Marks & Spencer boss Sir Stuart Rose faces the battle of his life next week as he explains to shareholders, already angry about his cavalier approach to corporate governance, the reasons for its rapid sales decline.
M&S shares crashed more than 24 per cent as stunned City analysts slashed their forecasts after the retailer said food and clothing sales had deteriorated dramatically as shoppers reigned in their spending.
Shareholders will vote on Rose’s decision to become both executive chairman and chief executive at the annual meeting next Wednesday. Corporate governance groups, concerned about Rose’s concentration of power have urged shareholders to vote against the move.
The Association of British Insurers said shareholders “need to make a careful judgement” on the issue. The surprise ousting of the food director Steve Esom reiterates the need for an independent chairman, it said.
“It certainly raises questions about the power of a joint executive chairman and chief executive,” added Charles Stanley retail analyst Sam Hart, “It certainly won’t make it any easier for Rose (at the AGM).”
There’s speculation Esom and Rose disagreed over the company’s food strategy. Pali International analyst Nick Bubb questioned his departure when clothing did worse than food.

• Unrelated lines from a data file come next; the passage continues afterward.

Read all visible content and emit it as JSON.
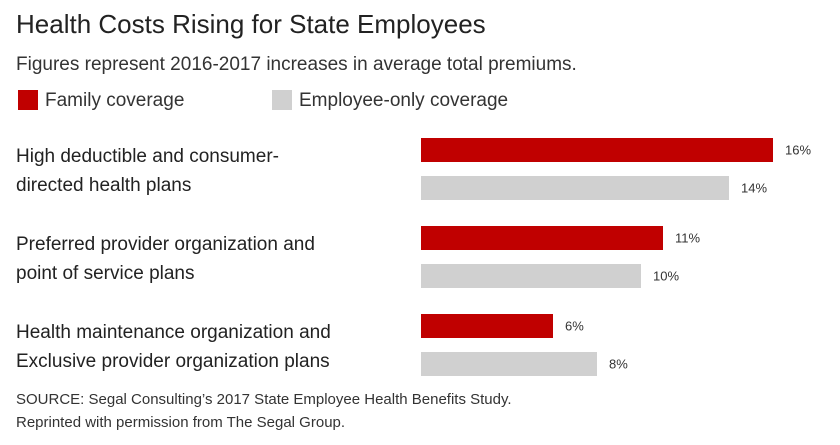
{
  "chart_data": {
    "type": "bar",
    "orientation": "horizontal",
    "title": "Health Costs Rising for State Employees",
    "subtitle": "Figures represent 2016-2017 increases in average total premiums.",
    "categories": [
      [
        "High deductible and consumer-",
        "directed health plans"
      ],
      [
        "Preferred provider organization and",
        "point of service plans"
      ],
      [
        "Health maintenance organization and",
        "Exclusive provider organization plans"
      ]
    ],
    "series": [
      {
        "name": "Family coverage",
        "color": "#c00000",
        "values": [
          16,
          11,
          6
        ],
        "value_labels": [
          "16%",
          "11%",
          "6%"
        ]
      },
      {
        "name": "Employee-only coverage",
        "color": "#d0d0d0",
        "values": [
          14,
          10,
          8
        ],
        "value_labels": [
          "14%",
          "10%",
          "8%"
        ]
      }
    ],
    "source": [
      "SOURCE: Segal Consulting’s 2017 State Employee Health Benefits Study.",
      "Reprinted with permission from The Segal Group."
    ]
  }
}
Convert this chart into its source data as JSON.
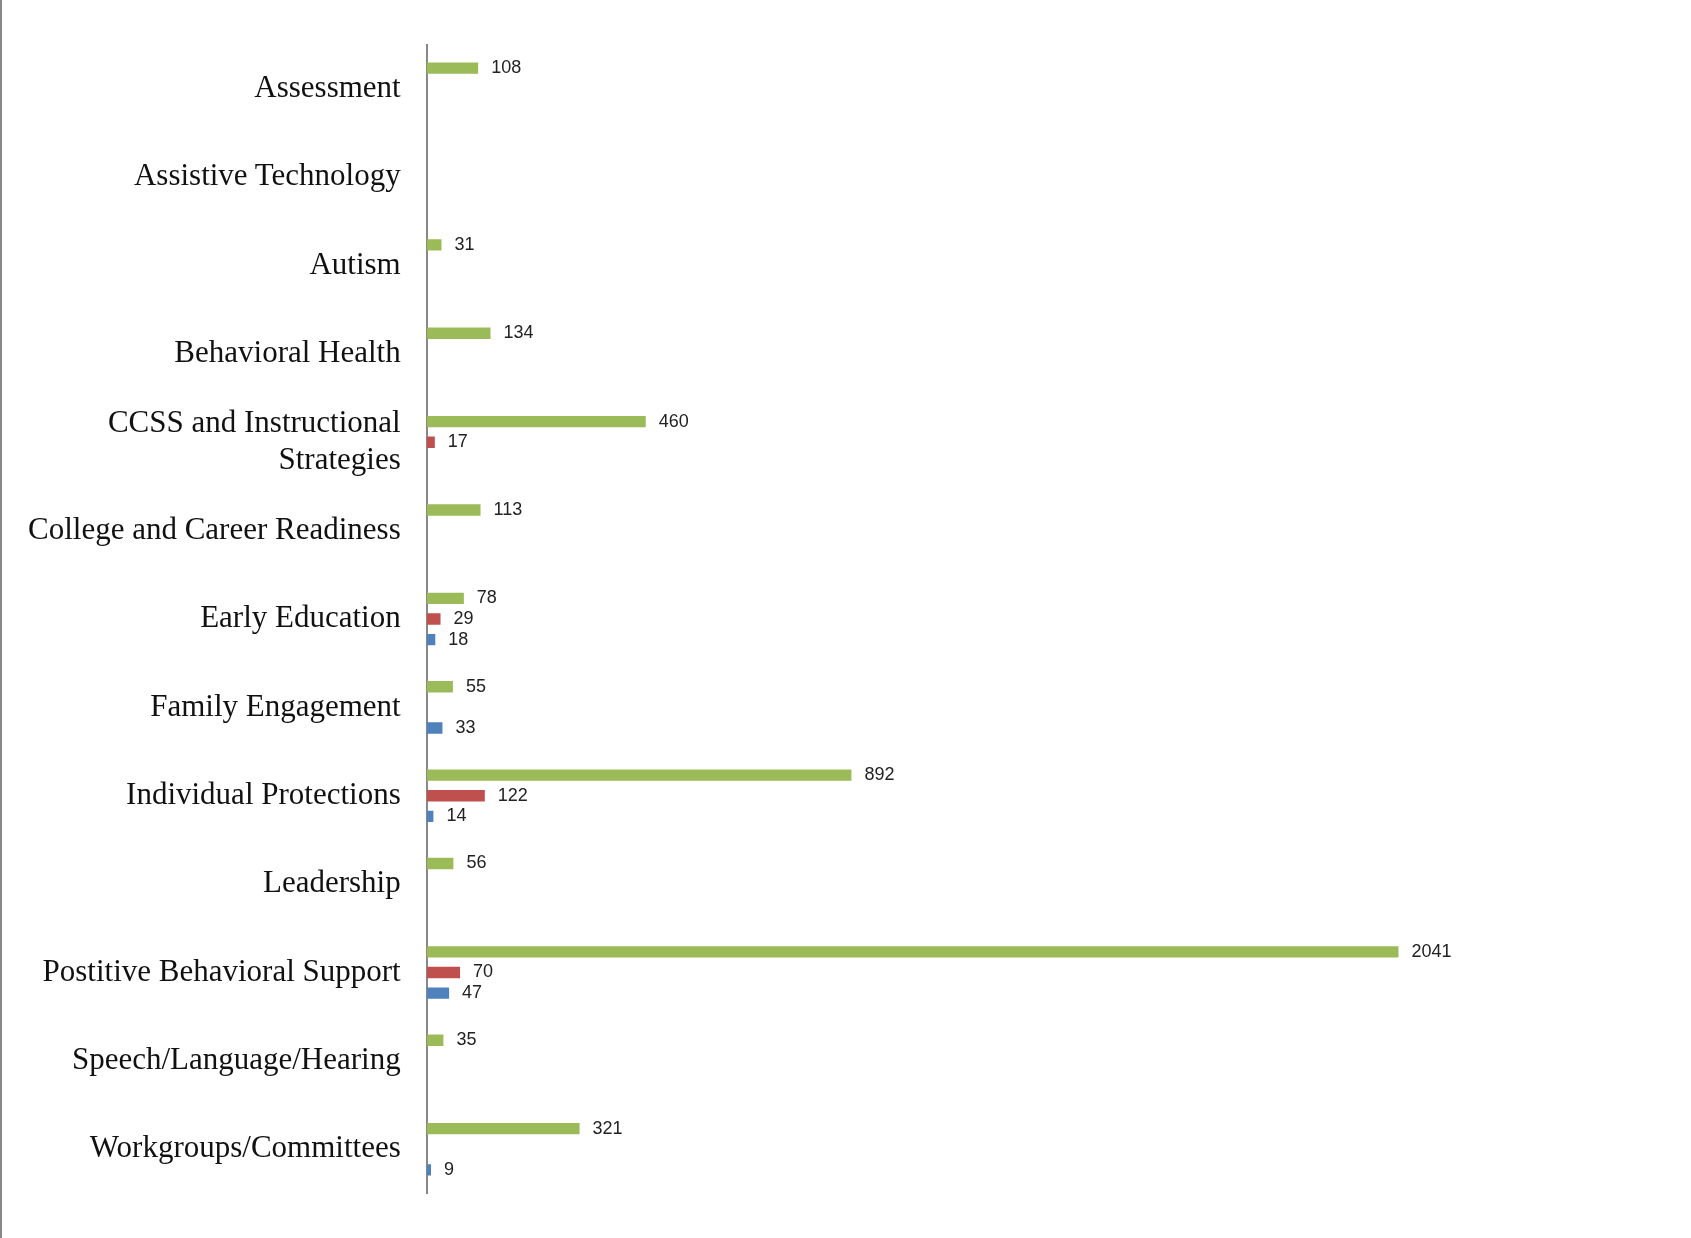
{
  "chart_data": {
    "type": "bar",
    "orientation": "horizontal",
    "categories": [
      "Assessment",
      "Assistive Technology",
      "Autism",
      "Behavioral Health",
      "CCSS and Instructional Strategies",
      "College and Career Readiness",
      "Early Education",
      "Family Engagement",
      "Individual Protections",
      "Leadership",
      "Postitive Behavioral Support",
      "Speech/Language/Hearing",
      "Workgroups/Committees"
    ],
    "series": [
      {
        "color": "#9bbb59",
        "values": [
          108,
          null,
          31,
          134,
          460,
          113,
          78,
          55,
          892,
          56,
          2041,
          35,
          321
        ]
      },
      {
        "color": "#c0504d",
        "values": [
          null,
          null,
          null,
          null,
          17,
          null,
          29,
          null,
          122,
          null,
          70,
          null,
          null
        ]
      },
      {
        "color": "#4f81bd",
        "values": [
          null,
          null,
          null,
          null,
          null,
          null,
          18,
          33,
          14,
          null,
          47,
          null,
          9
        ]
      }
    ],
    "data_labels": true,
    "grid": false
  }
}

M&S said it was undecided whether Esom would keep his £500,000 recruitment bonus.
City Views: What will be the long-term implications of yesterday’s disastrous sales figures from M&S?
Durham Evans (Smith & Williamson): “The economic conditions right now affect everything. I’m not shopping as much as usual, and I’m sure other people aren’t, either. “I think Marks & Spencer will recover, though. In general, things will get better – it always does. It’s up and down.”
Lewis Wicks (Lloyd’s of London): “Marks & Spencer may be making less than last year, but they’re still doing all right. “They’re big enough – they’ll recover. It’s just that people aren’t sure of what’s coming in the future, or of what’s happening right now. They’re probably scared about shopping and spending money.”
Tina Gale (Willis): “Marks & Spencer tends to be less flexible than other stores with their prices, so that may cause people to shop elsewhere, especially now. It’s clear that people are cutting back. The sales are going on in almost every store, but the products still aren’t selling.